Voix du Paysan pour former et informer les citoyens : un engagement pour la justice sociale et climatique.

Dans la chefferie de Ntambuka, sur l’île d’Idjwi, une jeunesse consciente et engagée s’illustre par des actions concrètes de reboisement communautaire. À travers son article, Adolphe Debaba, journaliste, militant écologique et acteur du changement, souligne l’importance de ces initiatives locales portées par des jeunes qui refusent la fatalité de la dégradation environnementale. Face à la disparition progressive de la forêt de Nyamusisi, leur action devient un levier de résilience et une bouffée d’espoir pour la survie écologique de l’île.

Nyamusisi, poumon vert de l’île, jouait autrefois un rôle vital dans l’équilibre climatique, la protection de la biodiversité et la sécurité alimentaire.

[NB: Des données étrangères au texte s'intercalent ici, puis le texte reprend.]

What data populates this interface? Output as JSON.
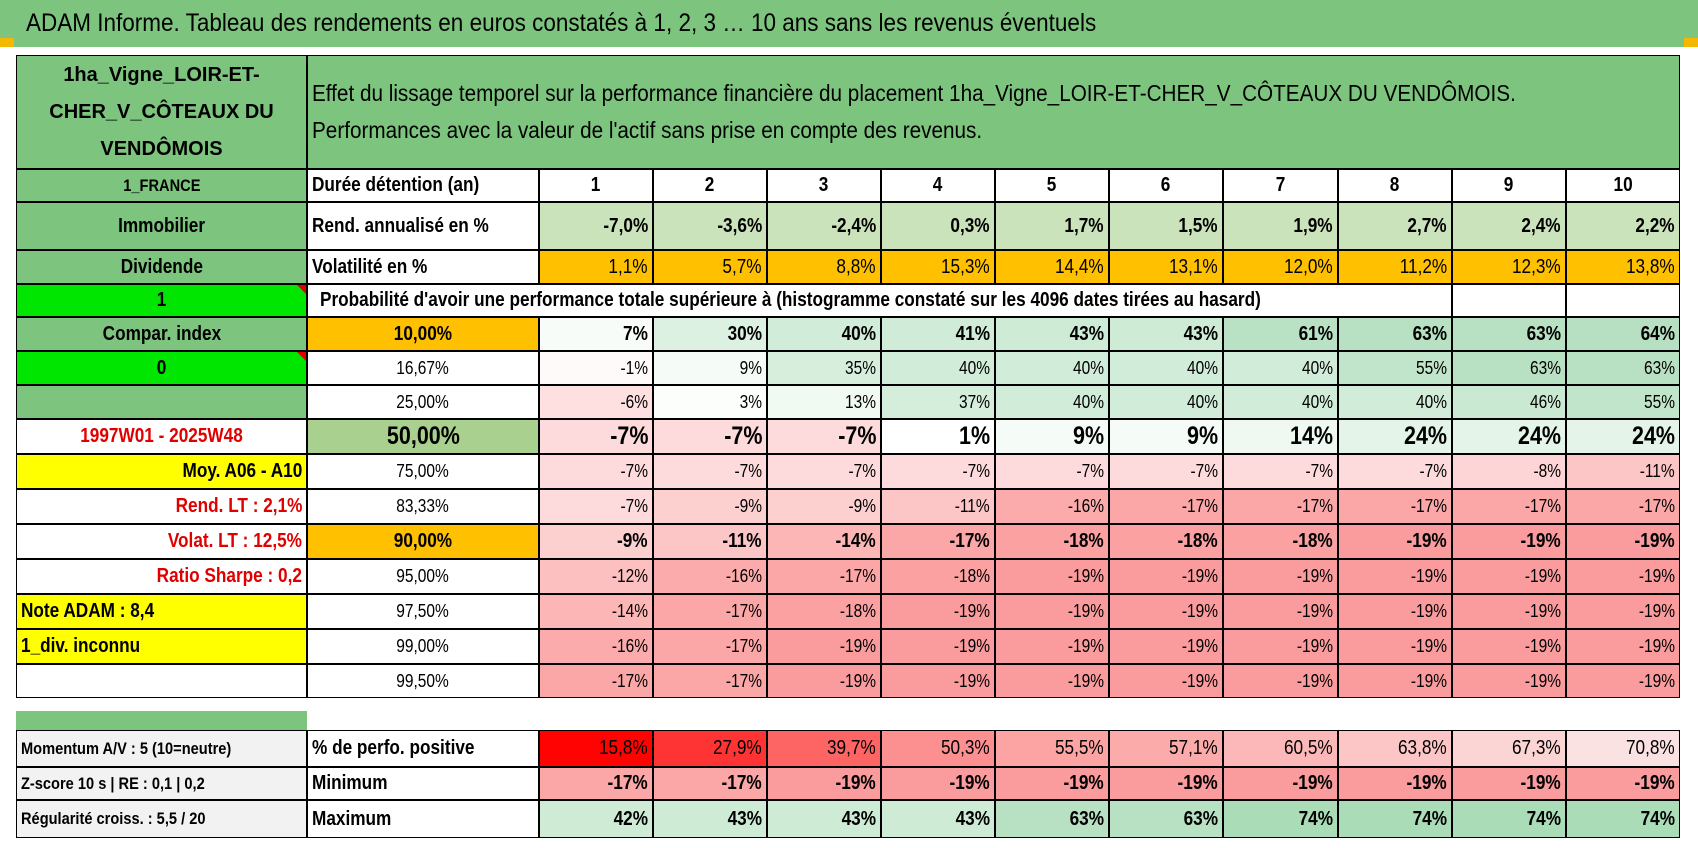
{
  "title": "ADAM Informe. Tableau des rendements en euros constatés à 1, 2, 3 … 10 ans sans les revenus éventuels",
  "asset_name": "1ha_Vigne_LOIR-ET-CHER_V_CÔTEAUX DU VENDÔMOIS",
  "description_line1": "Effet du lissage temporel sur la performance financière du placement 1ha_Vigne_LOIR-ET-CHER_V_CÔTEAUX DU VENDÔMOIS.",
  "description_line2": "Performances avec la valeur de l'actif sans prise en compte des revenus.",
  "left_panel": {
    "country": "1_FRANCE",
    "category": "Immobilier",
    "income_type": "Dividende",
    "flag_value_1": "1",
    "compar_index": "Compar. index",
    "flag_value_2": "0",
    "empty": "",
    "period": "1997W01 - 2025W48",
    "moyenne": "Moy. A06 - A10",
    "rend_lt": "Rend. LT :    2,1%",
    "volat_lt": "Volat. LT :    12,5%",
    "ratio_sharpe": "Ratio Sharpe :     0,2",
    "note_adam": "Note ADAM : 8,4",
    "div_status": "1_div. inconnu",
    "momentum": "Momentum A/V : 5 (10=neutre)",
    "zscore": "Z-score 10 s | RE : 0,1 | 0,2",
    "regularite": "Régularité croiss. : 5,5 / 20"
  },
  "durations_label": "Durée détention (an)",
  "durations": [
    "1",
    "2",
    "3",
    "4",
    "5",
    "6",
    "7",
    "8",
    "9",
    "10"
  ],
  "rend_label": "Rend. annualisé en %",
  "rend": [
    "-7,0%",
    "-3,6%",
    "-2,4%",
    "0,3%",
    "1,7%",
    "1,5%",
    "1,9%",
    "2,7%",
    "2,4%",
    "2,2%"
  ],
  "vol_label": "Volatilité en %",
  "vol": [
    "1,1%",
    "5,7%",
    "8,8%",
    "15,3%",
    "14,4%",
    "13,1%",
    "12,0%",
    "11,2%",
    "12,3%",
    "13,8%"
  ],
  "prob_header": "Probabilité d'avoir une performance totale supérieure à (histogramme constaté sur les 4096 dates tirées au hasard)",
  "prob_rows": [
    {
      "label": "10,00%",
      "values": [
        "7%",
        "30%",
        "40%",
        "41%",
        "43%",
        "43%",
        "61%",
        "63%",
        "63%",
        "64%"
      ]
    },
    {
      "label": "16,67%",
      "values": [
        "-1%",
        "9%",
        "35%",
        "40%",
        "40%",
        "40%",
        "40%",
        "55%",
        "63%",
        "63%"
      ]
    },
    {
      "label": "25,00%",
      "values": [
        "-6%",
        "3%",
        "13%",
        "37%",
        "40%",
        "40%",
        "40%",
        "40%",
        "46%",
        "55%"
      ]
    },
    {
      "label": "50,00%",
      "values": [
        "-7%",
        "-7%",
        "-7%",
        "1%",
        "9%",
        "9%",
        "14%",
        "24%",
        "24%",
        "24%"
      ]
    },
    {
      "label": "75,00%",
      "values": [
        "-7%",
        "-7%",
        "-7%",
        "-7%",
        "-7%",
        "-7%",
        "-7%",
        "-7%",
        "-8%",
        "-11%"
      ]
    },
    {
      "label": "83,33%",
      "values": [
        "-7%",
        "-9%",
        "-9%",
        "-11%",
        "-16%",
        "-17%",
        "-17%",
        "-17%",
        "-17%",
        "-17%"
      ]
    },
    {
      "label": "90,00%",
      "values": [
        "-9%",
        "-11%",
        "-14%",
        "-17%",
        "-18%",
        "-18%",
        "-18%",
        "-19%",
        "-19%",
        "-19%"
      ]
    },
    {
      "label": "95,00%",
      "values": [
        "-12%",
        "-16%",
        "-17%",
        "-18%",
        "-19%",
        "-19%",
        "-19%",
        "-19%",
        "-19%",
        "-19%"
      ]
    },
    {
      "label": "97,50%",
      "values": [
        "-14%",
        "-17%",
        "-18%",
        "-19%",
        "-19%",
        "-19%",
        "-19%",
        "-19%",
        "-19%",
        "-19%"
      ]
    },
    {
      "label": "99,00%",
      "values": [
        "-16%",
        "-17%",
        "-19%",
        "-19%",
        "-19%",
        "-19%",
        "-19%",
        "-19%",
        "-19%",
        "-19%"
      ]
    },
    {
      "label": "99,50%",
      "values": [
        "-17%",
        "-17%",
        "-19%",
        "-19%",
        "-19%",
        "-19%",
        "-19%",
        "-19%",
        "-19%",
        "-19%"
      ]
    }
  ],
  "positive_label": "% de perfo. positive",
  "positive": [
    "15,8%",
    "27,9%",
    "39,7%",
    "50,3%",
    "55,5%",
    "57,1%",
    "60,5%",
    "63,8%",
    "67,3%",
    "70,8%"
  ],
  "min_label": "Minimum",
  "minimum": [
    "-17%",
    "-17%",
    "-19%",
    "-19%",
    "-19%",
    "-19%",
    "-19%",
    "-19%",
    "-19%",
    "-19%"
  ],
  "max_label": "Maximum",
  "maximum": [
    "42%",
    "43%",
    "43%",
    "43%",
    "63%",
    "63%",
    "74%",
    "74%",
    "74%",
    "74%"
  ],
  "colors": {
    "header_green": "#7dc57e",
    "bright_green": "#00e600",
    "yellow": "#ffff00",
    "orange": "#ffc000",
    "olive": "#a9d08e",
    "positive_max": "#63be7b",
    "negative_max": "#f8696b",
    "momentum_red": "#ff0000"
  }
}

Aujourd’hui, sa destruction progressive expose Idjwi à une érosion accélérée, une perte dramatique de la faune et une instabilité climatique croissante. Dans ce contexte, Adolphe Debaba appelle à valoriser et soutenir les efforts de ces jeunes volontaires, véritables défenseurs des écosystèmes insulaires.

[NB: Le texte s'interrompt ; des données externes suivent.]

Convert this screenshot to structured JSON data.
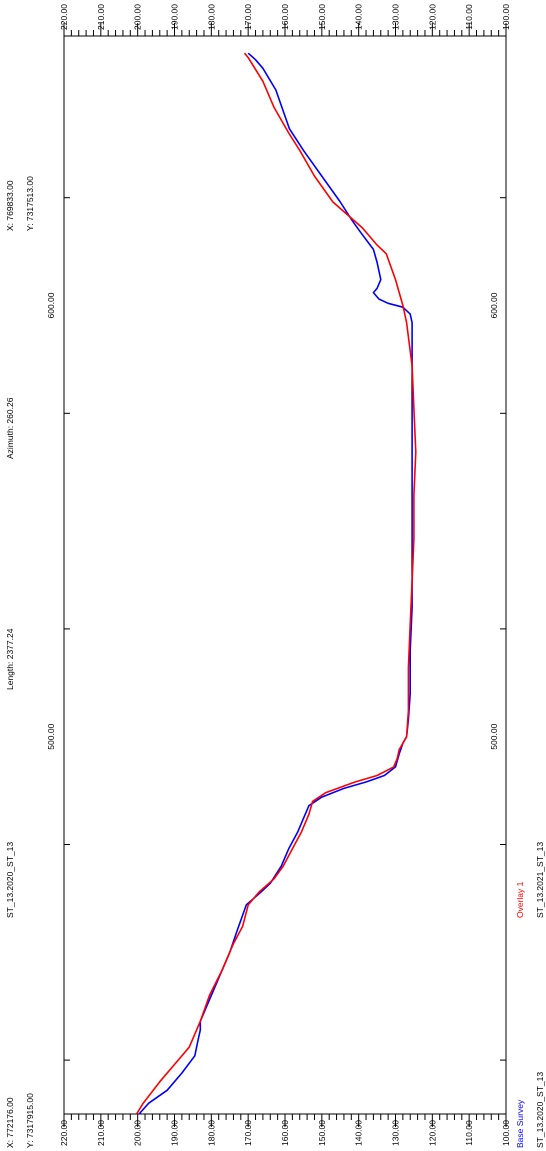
{
  "chart_data": {
    "type": "line",
    "info": {
      "start_x": "X: 772176.00",
      "start_y": "Y: 7317915.00",
      "profile_name": "ST_13.2020_ST_13",
      "length": "Length: 2377.24",
      "azimuth": "Azimuth: 260.26",
      "end_x": "X: 769833.00",
      "end_y": "Y: 7317513.00"
    },
    "legend_position": "bottom-left",
    "distance_ticks": [
      "500.00",
      "600.00"
    ],
    "distance_range": [
      412.5,
      662.5
    ],
    "elevation_range": [
      100,
      220
    ],
    "elevation_ticks": [
      "220.00",
      "210.00",
      "200.00",
      "190.00",
      "180.00",
      "170.00",
      "160.00",
      "150.00",
      "140.00",
      "130.00",
      "120.00",
      "110.00",
      "100.00"
    ],
    "colors": {
      "base": "#0000ff",
      "overlay": "#ff0000",
      "axis": "#000000"
    },
    "series": [
      {
        "name": "Base Survey",
        "subname": "ST_13.2020_ST_13",
        "color": "#0000ff",
        "x": [
          412.5,
          415,
          418,
          422,
          426,
          430,
          432,
          434,
          440,
          446,
          450,
          455,
          461,
          464,
          466,
          470,
          474,
          478,
          481,
          484,
          486,
          488,
          489.5,
          491,
          493,
          496,
          498.5,
          500,
          504,
          510,
          520,
          530,
          540,
          550,
          560,
          570,
          580,
          590,
          594,
          596,
          598,
          599.6,
          600.5,
          601.5,
          603,
          604,
          606,
          610,
          613,
          617,
          620,
          624,
          630,
          636,
          641,
          650,
          655,
          657,
          658.5
        ],
        "y": [
          199.6,
          197,
          192,
          188,
          184.5,
          183.5,
          183,
          183,
          180,
          177,
          175,
          173,
          170.5,
          166.5,
          164,
          161,
          159,
          156.5,
          155,
          153.5,
          150,
          144,
          138,
          133,
          130,
          129,
          128,
          127,
          126.5,
          126,
          126,
          125.5,
          125.5,
          125.5,
          125.5,
          125.5,
          125.5,
          125.5,
          125.5,
          125.5,
          126,
          128,
          132,
          134.5,
          136,
          135,
          134,
          135,
          136,
          139.5,
          142,
          145,
          150,
          155,
          158.8,
          162.5,
          166,
          168,
          170
        ]
      },
      {
        "name": "Overlay 1",
        "subname": "ST_13.2021_ST_13",
        "color": "#ff0000",
        "x": [
          412.5,
          415,
          420,
          425,
          428,
          431,
          434,
          440,
          446,
          452,
          456,
          461,
          464,
          467,
          470,
          474,
          478,
          482,
          485,
          487,
          489.5,
          491,
          493,
          495,
          497,
          498.5,
          500,
          506,
          516,
          526,
          536,
          546,
          556,
          566,
          576,
          586,
          596,
          600,
          606,
          612,
          614,
          618,
          621,
          624,
          630,
          636,
          640,
          646,
          652,
          657.5,
          658.5
        ],
        "y": [
          200.3,
          198.5,
          194,
          189,
          186,
          184.5,
          183,
          180.5,
          177,
          174,
          171.5,
          170,
          167,
          163,
          160.5,
          158,
          155.5,
          153.5,
          152.5,
          149,
          141,
          135,
          130.5,
          129.5,
          129,
          128,
          127,
          126.5,
          126.5,
          126,
          125.5,
          125,
          125,
          124.5,
          125,
          125.5,
          127,
          128,
          130,
          132.5,
          135,
          139,
          143,
          147,
          152,
          156,
          159,
          163,
          166,
          170,
          171
        ]
      }
    ]
  }
}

En concluant, l’auteur insiste sur le rôle déterminant que peuvent jouer les communautés locales, si elles sont accompagnées techniquement et financièrement. Le reboisement, écrit Adolphe Debaba, n’est pas qu’un acte écologique, mais un acte de survie collective. Protéger Idjwi, c’est restaurer ses forêts. Et restaurer ses forêts, c’est assurer un avenir aux générations futures.